Globalement, 73% des internautes afro-américains (et 96% de ceux âgés de 18 à 29 ans) utilisent un réseau social quelconque. Par ailleurs, Twitter est particulièrement populaire chez les jeunes Afro-Américains : 22% des internautes noirs sont des utilisateurs du réseau social, contre 16% des internautes blancs. 40% des Afro-Américains âgés de 18 à 29 ans qui vont sur Internet déclarent utiliser Twitter, soit 12 p% de plus que le chiffre équivalent pour les jeunes blancs (28% d’entre eux seulement sont des twitteurs). En bref, 72% de tous les Afro-Américains, et 98% de ceux âgés entre 18 et 29 ans disposent soit d’une connexion haut-débit, soit d’un smartphone.

Par conséquent, on assiste à un rétrécissement de la fracture numérique entre les noirs et les blancs aux Etats-Unis, notamment grâce à l’avancé des technologies mobiles accompagnée d’une chute des prix de la technologie et un taux d’adoption des smartphones élevé chez les Afro-Américains (44% selon Aaron Smith (5)). Ces facteurs ont contribué à la présence croissante d’internautes afro-américains parmi lesquels 64% déclarent posséder un smartphone, contre 53% pour les blancs (6). Ce chiffre pourrait justifier les taux élevés d’adoption de Twitter chez les internautes afro-américains. Dans “Race in Cyberspace(7), Nakamura constate que les appartenances ethniques sont de plus en plus visible dans les discours sociaux sur le web. De nombreux médias américains, dont des journaux notoires comme le quotidien “The New York Times” ou le magazine mensuel “The Atlantic” notent l’émergence et font état d’un phénomène baptisé “Black Twitter” (cf. Christian Roman, “Key Hashtags in ‘Black Twitter’ Activism”, NYTimes.com, 13 août 2014 ou bien Donovan X. Ramsey, “The Truth About Black Twitter”, The Atlantic, 10 avril 2015).

Les médias grand public décrivent actuellement ce phénomène web du point de vue du modèle de déficience d’adoption des technologies parmi les utilisateurs afro-américains.

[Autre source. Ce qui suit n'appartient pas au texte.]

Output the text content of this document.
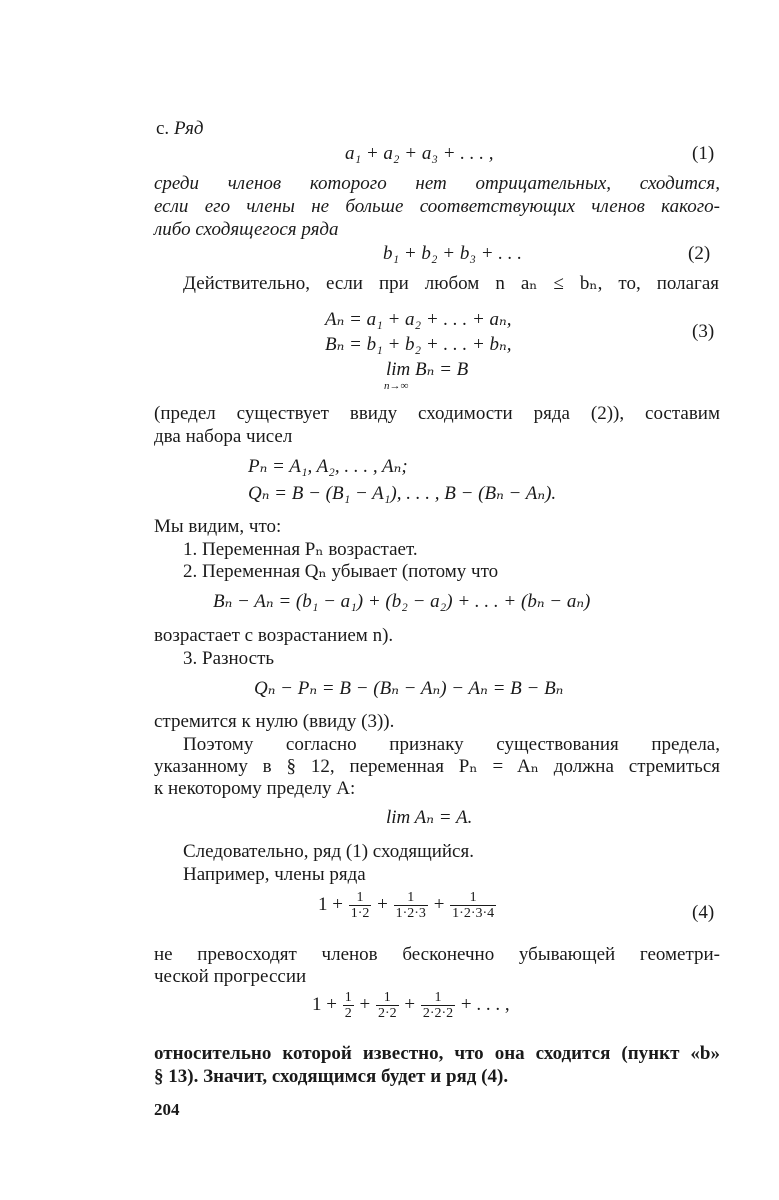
c. Ряд
a₁ + a₂ + a₃ + . . . ,	(1)
среди членов которого нет отрицательных, сходится,
если его члены не больше соответствующих членов какого-
либо сходящегося ряда
b₁ + b₂ + b₃ + . . .	(2)
Действительно, если при любом n aₙ ≤ bₙ, то, полагая
Aₙ = a₁ + a₂ + . . . + aₙ,
Bₙ = b₁ + b₂ + . . . + bₙ,
(3)
lim Bₙ = B
n→∞
(предел существует ввиду сходимости ряда (2)), составим
два набора чисел
Pₙ = A₁, A₂, . . . , Aₙ;
Qₙ = B − (B₁ − A₁), . . . , B − (Bₙ − Aₙ).
Мы видим, что:
1. Переменная Pₙ возрастает.
2. Переменная Qₙ убывает (потому что
Bₙ − Aₙ = (b₁ − a₁) + (b₂ − a₂) + . . . + (bₙ − aₙ)
возрастает с возрастанием n).
3. Разность
Qₙ − Pₙ = B − (Bₙ − Aₙ) − Aₙ = B − Bₙ
стремится к нулю (ввиду (3)).
Поэтому согласно признаку существования предела,
указанному в § 12, переменная Pₙ = Aₙ должна стремиться
к некоторому пределу A:
lim Aₙ = A.
Следовательно, ряд (1) сходящийся.
Например, члены ряда
$1 + \frac{1}{1\cdot 2} + \frac{1}{1\cdot 2\cdot 3} + \frac{1}{1\cdot 2\cdot 3\cdot 4}$	(4)
не превосходят членов бесконечно убывающей геометри-
ческой прогрессии
$1 + \frac{1}{2} + \frac{1}{2\cdot 2} + \frac{1}{2\cdot 2\cdot 2}$ + . . . ,
относительно которой известно, что она сходится (пункт «b»
§ 13). Значит, сходящимся будет и ряд (4).
204
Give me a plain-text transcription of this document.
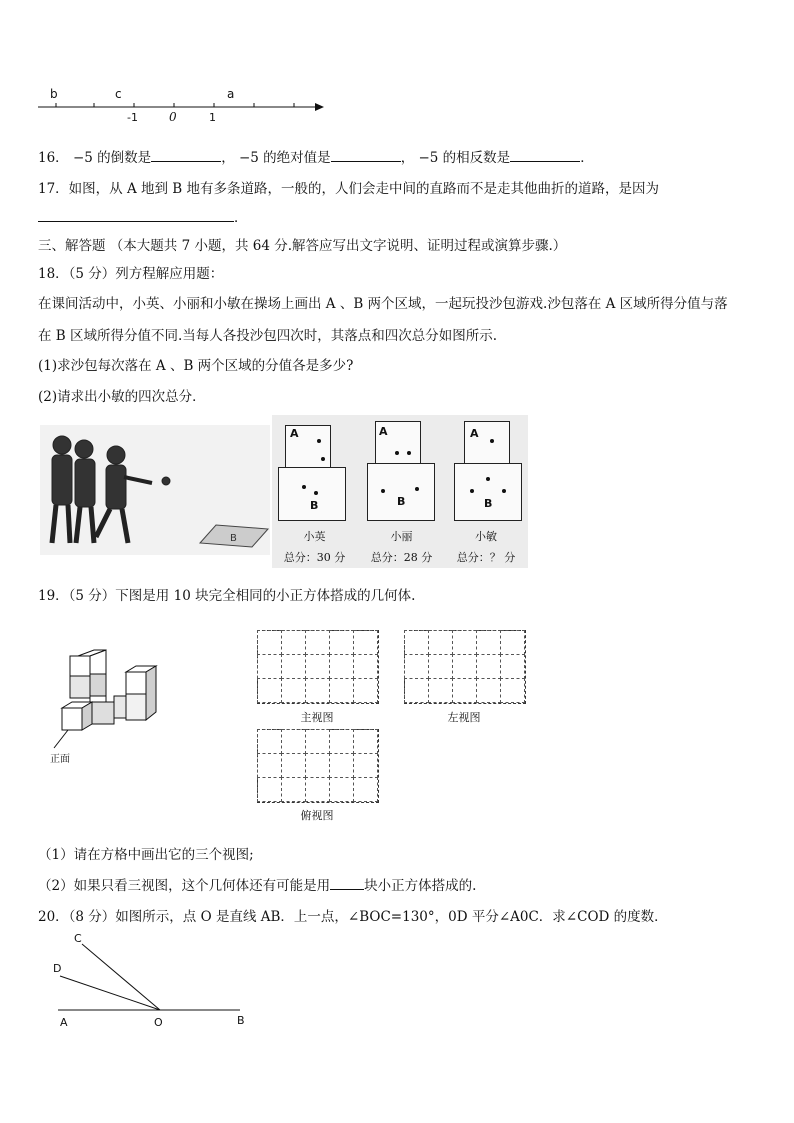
b	c	a
-1	0	1
16． −5 的倒数是	， −5 的绝对值是	， −5 的相反数是	．
17．如图，从 A 地到 B 地有多条道路，一般的，人们会走中间的直路而不是走其他曲折的道路，是因为
．
三、解答题 （本大题共 7 小题，共 64 分.解答应写出文字说明、证明过程或演算步骤.）
18．（5 分）列方程解应用题：
在课间活动中，小英、小丽和小敏在操场上画出 A 、B 两个区域，一起玩投沙包游戏.沙包落在 A 区域所得分值与落
在 B 区域所得分值不同.当每人各投沙包四次时，其落点和四次总分如图所示.
(1)求沙包每次落在 A 、B 两个区域的分值各是多少?
(2)请求出小敏的四次总分．
B
A
B
小英
总分：30 分
A
B
小丽
总分：28 分
A
B
小敏
总分：？ 分
19．（5 分）下图是用 10 块完全相同的小正方体搭成的几何体.
正面
主视图	左视图
俯视图
（1）请在方格中画出它的三个视图;
（2）如果只看三视图，这个几何体还有可能是用	块小正方体搭成的.
20．（8 分）如图所示，点 O 是直线 AB．上一点，∠BOC=130°，0D 平分∠A0C．求∠COD 的度数．
A	O	B
C
D
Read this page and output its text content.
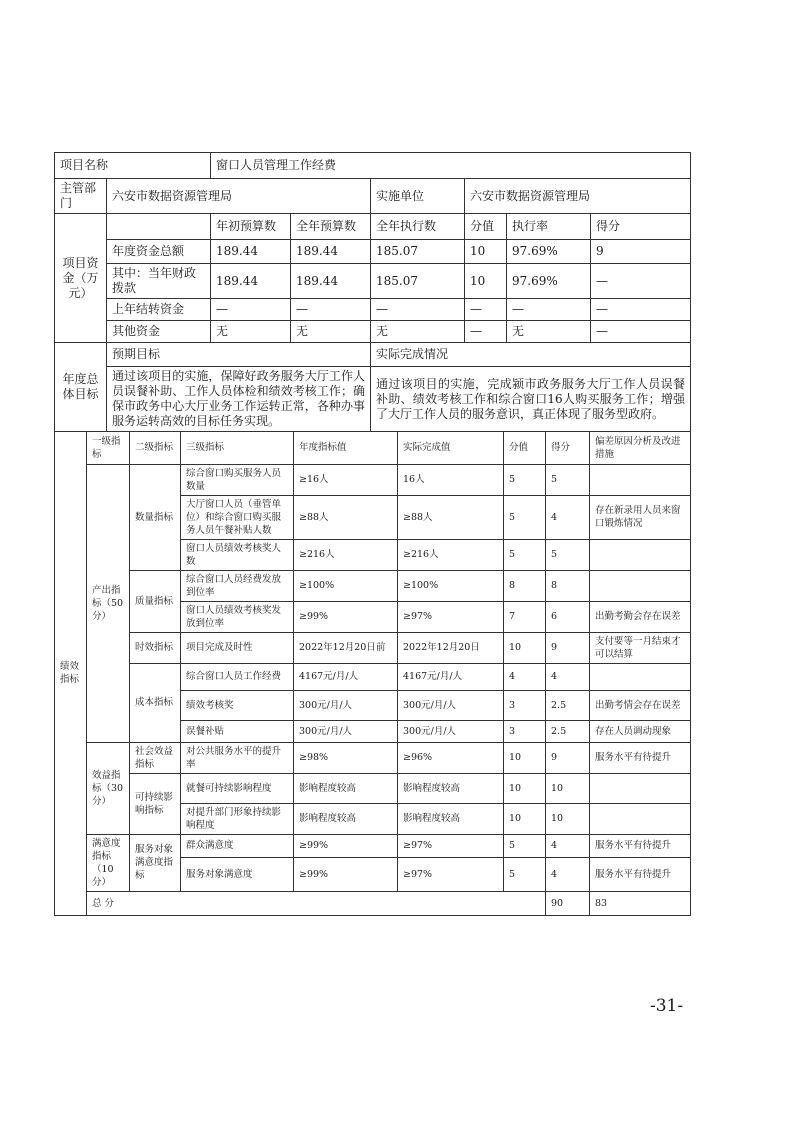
项目名称		窗口人员管理工作经费					
主管部门	六安市数据资源管理局			实施单位	六安市数据资源管理局		
项目资金（万元）		年初预算数	全年预算数	全年执行数	分值	执行率	得分
	年度资金总额	189.44	189.44	185.07	10	97.69%	9
	其中：当年财政拨款	189.44	189.44	185.07	10	97.69%	—
	上年结转资金	—	—	—	—	—	—
	其他资金	无	无	无	—	无	—
年度总体目标	预期目标			实际完成情况			
	通过该项目的实施，保障好政务服务大厅工作人员误餐补助、工作人员体检和绩效考核工作；确保市政务中心大厅业务工作运转正常，各种办事服务运转高效的目标任务实现。			通过该项目的实施，完成颍市政务服务大厅工作人员误餐补助、绩效考核工作和综合窗口16人购买服务工作；增强了大厅工作人员的服务意识，真正体现了服务型政府。			
绩效指标	一级指标	二级指标	三级指标	年度指标值	实际完成值	分值	得分	偏差原因分析及改进措施	
	产出指标（50分）	数量指标	综合窗口购买服务人员数量	≥16人	16人	5	5		
			大厅窗口人员（垂管单位）和综合窗口购买服务人员午餐补贴人数	≥88人	≥88人	5	4	存在新录用人员来窗口锻炼情况	
			窗口人员绩效考核奖人数	≥216人	≥216人	5	5		
		质量指标	综合窗口人员经费发放到位率	≥100%	≥100%	8	8		
			窗口人员绩效考核奖发放到位率	≥99%	≥97%	7	6	出勤考勤会存在误差	
		时效指标	项目完成及时性	2022年12月20日前	2022年12月20日	10	9	支付要等一月结束才可以结算	
		成本指标	综合窗口人员工作经费	4167元/月/人	4167元/月/人	4	4		
			绩效考核奖	300元/月/人	300元/月/人	3	2.5	出勤考情会存在误差	
			误餐补贴	300元/月/人	300元/月/人	3	2.5	存在人员调动现象	
	效益指标（30分）	社会效益指标	对公共服务水平的提升率	≥98%	≥96%	10	9	服务水平有待提升	
		可持续影响指标	就餐可持续影响程度	影响程度较高	影响程度较高	10	10		
			对提升部门形象持续影响程度	影响程度较高	影响程度较高	10	10		
	满意度指标（10分）	服务对象满意度指标	群众满意度	≥99%	≥97%	5	4	服务水平有待提升	
			服务对象满意度	≥99%	≥97%	5	4	服务水平有待提升	
	总 分						90	83	
-31-
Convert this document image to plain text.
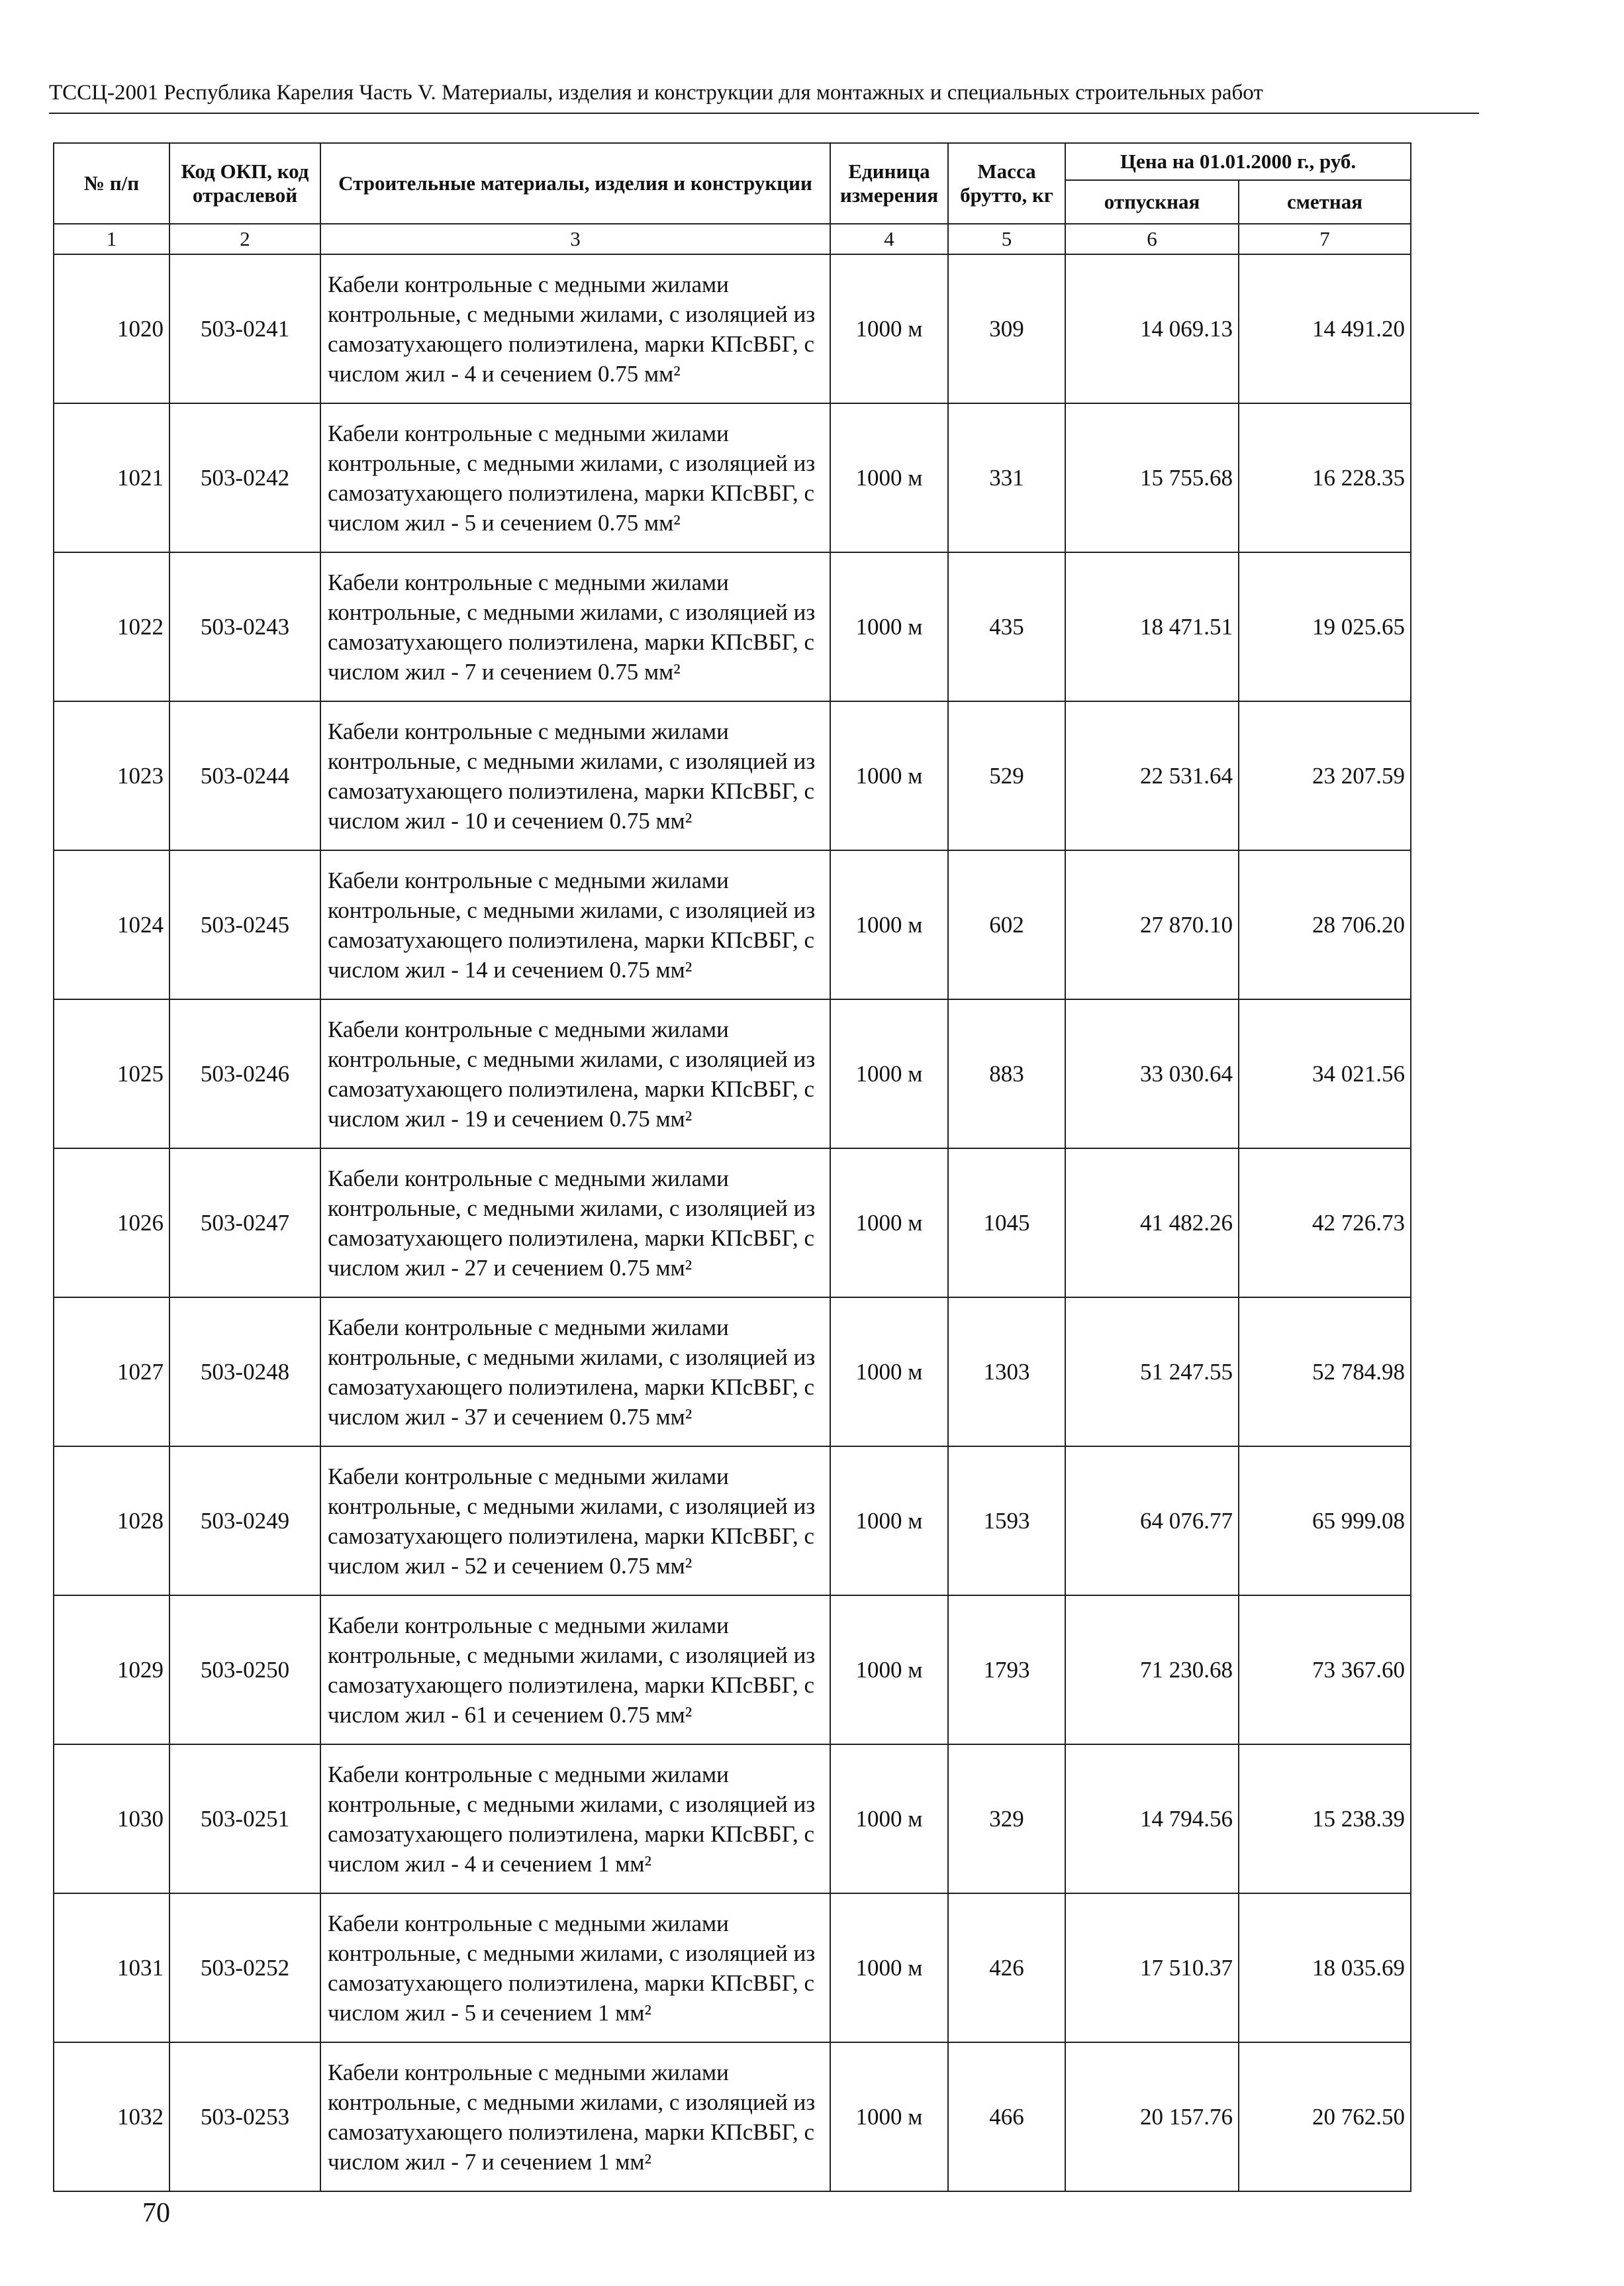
ТССЦ-2001 Республика Карелия Часть V. Материалы, изделия и конструкции для монтажных и специальных строительных работ
№ п/п	Код ОКП, код отраслевой	Строительные материалы, изделия и конструкции	Единица измерения	Масса брутто, кг	Цена на 01.01.2000 г., руб.	
					отпускная	сметная
1	2	3	4	5	6	7
1020	503-0241	Кабели контрольные с медными жилами контрольные, с медными жилами, с изоляцией из самозатухающего полиэтилена, марки КПсВБГ, с числом жил - 4 и сечением 0.75 мм²	1000 м	309	14 069.13	14 491.20
1021	503-0242	Кабели контрольные с медными жилами контрольные, с медными жилами, с изоляцией из самозатухающего полиэтилена, марки КПсВБГ, с числом жил - 5 и сечением 0.75 мм²	1000 м	331	15 755.68	16 228.35
1022	503-0243	Кабели контрольные с медными жилами контрольные, с медными жилами, с изоляцией из самозатухающего полиэтилена, марки КПсВБГ, с числом жил - 7 и сечением 0.75 мм²	1000 м	435	18 471.51	19 025.65
1023	503-0244	Кабели контрольные с медными жилами контрольные, с медными жилами, с изоляцией из самозатухающего полиэтилена, марки КПсВБГ, с числом жил - 10 и сечением 0.75 мм²	1000 м	529	22 531.64	23 207.59
1024	503-0245	Кабели контрольные с медными жилами контрольные, с медными жилами, с изоляцией из самозатухающего полиэтилена, марки КПсВБГ, с числом жил - 14 и сечением 0.75 мм²	1000 м	602	27 870.10	28 706.20
1025	503-0246	Кабели контрольные с медными жилами контрольные, с медными жилами, с изоляцией из самозатухающего полиэтилена, марки КПсВБГ, с числом жил - 19 и сечением 0.75 мм²	1000 м	883	33 030.64	34 021.56
1026	503-0247	Кабели контрольные с медными жилами контрольные, с медными жилами, с изоляцией из самозатухающего полиэтилена, марки КПсВБГ, с числом жил - 27 и сечением 0.75 мм²	1000 м	1045	41 482.26	42 726.73
1027	503-0248	Кабели контрольные с медными жилами контрольные, с медными жилами, с изоляцией из самозатухающего полиэтилена, марки КПсВБГ, с числом жил - 37 и сечением 0.75 мм²	1000 м	1303	51 247.55	52 784.98
1028	503-0249	Кабели контрольные с медными жилами контрольные, с медными жилами, с изоляцией из самозатухающего полиэтилена, марки КПсВБГ, с числом жил - 52 и сечением 0.75 мм²	1000 м	1593	64 076.77	65 999.08
1029	503-0250	Кабели контрольные с медными жилами контрольные, с медными жилами, с изоляцией из самозатухающего полиэтилена, марки КПсВБГ, с числом жил - 61 и сечением 0.75 мм²	1000 м	1793	71 230.68	73 367.60
1030	503-0251	Кабели контрольные с медными жилами контрольные, с медными жилами, с изоляцией из самозатухающего полиэтилена, марки КПсВБГ, с числом жил - 4 и сечением 1 мм²	1000 м	329	14 794.56	15 238.39
1031	503-0252	Кабели контрольные с медными жилами контрольные, с медными жилами, с изоляцией из самозатухающего полиэтилена, марки КПсВБГ, с числом жил - 5 и сечением 1 мм²	1000 м	426	17 510.37	18 035.69
1032	503-0253	Кабели контрольные с медными жилами контрольные, с медными жилами, с изоляцией из самозатухающего полиэтилена, марки КПсВБГ, с числом жил - 7 и сечением 1 мм²	1000 м	466	20 157.76	20 762.50
70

Les premiers aperçus du phénomène ont cependant été accueilli avec mépris par les membres dudit mouvement, ces derniers s’opposant à l’argument qui avance que le terme de “Black Twitter” englobe les thèmes principaux de la communauté noire-américaine et ses mouvements sociaux.

Le 9 août 2010, le hashtag (8) #wordsthatleadtotrouble attire l’attention de Farad Manjoo, journaliste du magazine en ligne américain Slate. Le hashtag, présent dans le top des tendances Twitter aux Etats-Unis ce jour-là, fut tweeté et retweeté des centaines de fois par les utilisateurs américains de Twitter, dont la majorité d’entre eux étaient noirs (constat établi à partir des avatars des utilisateurs).

Farad Manjoo publie ensuite un article sur Slate.com, dans lequel il se demande si l’utilisation de Twitter par les Afro-Américains reflète une certaine “fracture entre les noirs et les autres communautés ethniques sur Twitter” (9). Il pose ensuite la question d’un possible “phénomène de ségrégation virtuel”. La question qui ressort du titre de l’article, intitulé “How Black People Use Twitter” est ensuite réduite au terme “Black Twitter”. L’expression sera reprise par les autres médias par la suite. Dans son article, Manjoo propose une analyse des liens sociaux et des modes d’utilisation qui permettent aux jeunes adolescents noirs de dominer les discussions sur le site de microblogage Twitter. Il souligne l’importance de la culture afro-américaine sur Twitter et le fait que les utilisateurs appartenant à cette communauté ont tendance à être plus actifs socialement que les autres : “Ils se suivent entre eux plus aisément, se retweet plus souvent et leurs tweets comptabilisent davantage de réponses destinées à d’autres utilisateurs” (10).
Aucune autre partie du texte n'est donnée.